While AI is still a burgeoning feature, Dynatrace is one provider that has some very impressive functionality for understanding causation and detecting causal relationships between issues. Because this technology is still developing, AI may not be a good fit for organizations that have established processes in place for dealing with errors and performance issues, but for smaller organizations with fewer resources, it can be the difference between surviving and thriving.

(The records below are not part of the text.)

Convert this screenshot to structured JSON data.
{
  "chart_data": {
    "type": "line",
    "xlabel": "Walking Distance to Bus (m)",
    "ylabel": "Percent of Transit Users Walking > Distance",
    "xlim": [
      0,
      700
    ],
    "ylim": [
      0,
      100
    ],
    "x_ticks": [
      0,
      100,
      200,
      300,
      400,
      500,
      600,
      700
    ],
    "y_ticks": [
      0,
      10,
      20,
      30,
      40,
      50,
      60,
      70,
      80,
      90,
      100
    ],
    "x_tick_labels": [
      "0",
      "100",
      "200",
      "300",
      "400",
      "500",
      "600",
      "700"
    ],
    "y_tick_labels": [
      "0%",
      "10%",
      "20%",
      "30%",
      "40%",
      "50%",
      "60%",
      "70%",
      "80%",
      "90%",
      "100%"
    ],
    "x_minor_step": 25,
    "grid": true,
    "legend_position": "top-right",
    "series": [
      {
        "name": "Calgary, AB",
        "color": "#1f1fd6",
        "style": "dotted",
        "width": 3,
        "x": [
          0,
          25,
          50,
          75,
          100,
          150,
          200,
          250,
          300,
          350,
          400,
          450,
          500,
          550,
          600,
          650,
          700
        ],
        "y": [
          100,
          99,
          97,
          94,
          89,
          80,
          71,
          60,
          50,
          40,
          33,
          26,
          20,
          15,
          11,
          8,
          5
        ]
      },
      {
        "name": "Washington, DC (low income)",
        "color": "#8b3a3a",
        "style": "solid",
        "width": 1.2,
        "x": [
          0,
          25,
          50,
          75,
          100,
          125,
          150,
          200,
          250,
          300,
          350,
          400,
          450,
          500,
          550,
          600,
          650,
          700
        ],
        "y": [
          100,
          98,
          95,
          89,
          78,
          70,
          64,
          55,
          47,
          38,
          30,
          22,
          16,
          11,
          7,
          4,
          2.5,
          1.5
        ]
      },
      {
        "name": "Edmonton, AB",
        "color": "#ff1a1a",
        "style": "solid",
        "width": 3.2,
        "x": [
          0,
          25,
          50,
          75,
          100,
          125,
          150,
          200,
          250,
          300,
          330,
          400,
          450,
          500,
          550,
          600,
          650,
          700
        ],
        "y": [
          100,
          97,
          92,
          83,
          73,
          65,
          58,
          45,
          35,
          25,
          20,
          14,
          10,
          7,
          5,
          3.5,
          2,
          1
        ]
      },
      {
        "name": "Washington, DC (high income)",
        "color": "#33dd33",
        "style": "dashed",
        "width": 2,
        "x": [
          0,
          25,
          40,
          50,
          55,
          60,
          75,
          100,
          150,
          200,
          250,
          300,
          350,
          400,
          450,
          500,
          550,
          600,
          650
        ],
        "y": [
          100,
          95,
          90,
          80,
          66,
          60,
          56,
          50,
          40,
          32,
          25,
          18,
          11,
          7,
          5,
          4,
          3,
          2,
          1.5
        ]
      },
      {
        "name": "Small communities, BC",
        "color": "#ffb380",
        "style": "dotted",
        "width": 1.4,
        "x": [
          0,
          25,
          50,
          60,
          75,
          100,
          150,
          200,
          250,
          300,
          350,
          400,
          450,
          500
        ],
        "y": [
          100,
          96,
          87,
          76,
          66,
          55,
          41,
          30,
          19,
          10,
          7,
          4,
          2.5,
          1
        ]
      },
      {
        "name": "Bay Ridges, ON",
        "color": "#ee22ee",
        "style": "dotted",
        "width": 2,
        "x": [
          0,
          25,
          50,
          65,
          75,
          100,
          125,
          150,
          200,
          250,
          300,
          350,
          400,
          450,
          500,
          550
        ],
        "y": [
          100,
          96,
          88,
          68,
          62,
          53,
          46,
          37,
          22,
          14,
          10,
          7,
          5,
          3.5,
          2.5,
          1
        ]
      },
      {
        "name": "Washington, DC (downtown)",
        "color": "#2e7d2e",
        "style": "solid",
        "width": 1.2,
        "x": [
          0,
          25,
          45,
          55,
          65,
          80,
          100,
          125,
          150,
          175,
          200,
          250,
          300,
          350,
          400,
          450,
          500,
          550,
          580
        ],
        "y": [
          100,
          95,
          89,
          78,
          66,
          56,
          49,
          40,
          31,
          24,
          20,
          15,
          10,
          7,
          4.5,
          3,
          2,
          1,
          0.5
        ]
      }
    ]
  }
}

Thanks to the cloud, admins now rarely perform application development in a vacuum. Integrating with third-party services is more rule than exception, so many APM platforms offer the ability to integrate with multiple third-party cloud platforms. The advantage to integration is that it provides a way to add to the data set without having to make drastic infrastructure changes to accommodate an APM tool.
While most APM software offers some sort of plug-in architecture or integration capabilities, the two platforms with the most variability in their offerings are Datadog and Grafana. Covering the spectrum between commercial and open source between the two, Datadog and Grafana both offer an extensive library of third-party integrations, allowing you to aggregate and analyze data from just about every major service provider.
Thanks to the ubiquity of software applications in everyday life, speed and stability are more important than ever before. APM platforms are an excellent way to stay ahead of the curve on these issues, but picking the right vendor for your organization is essential for reaping the full benefits of this software.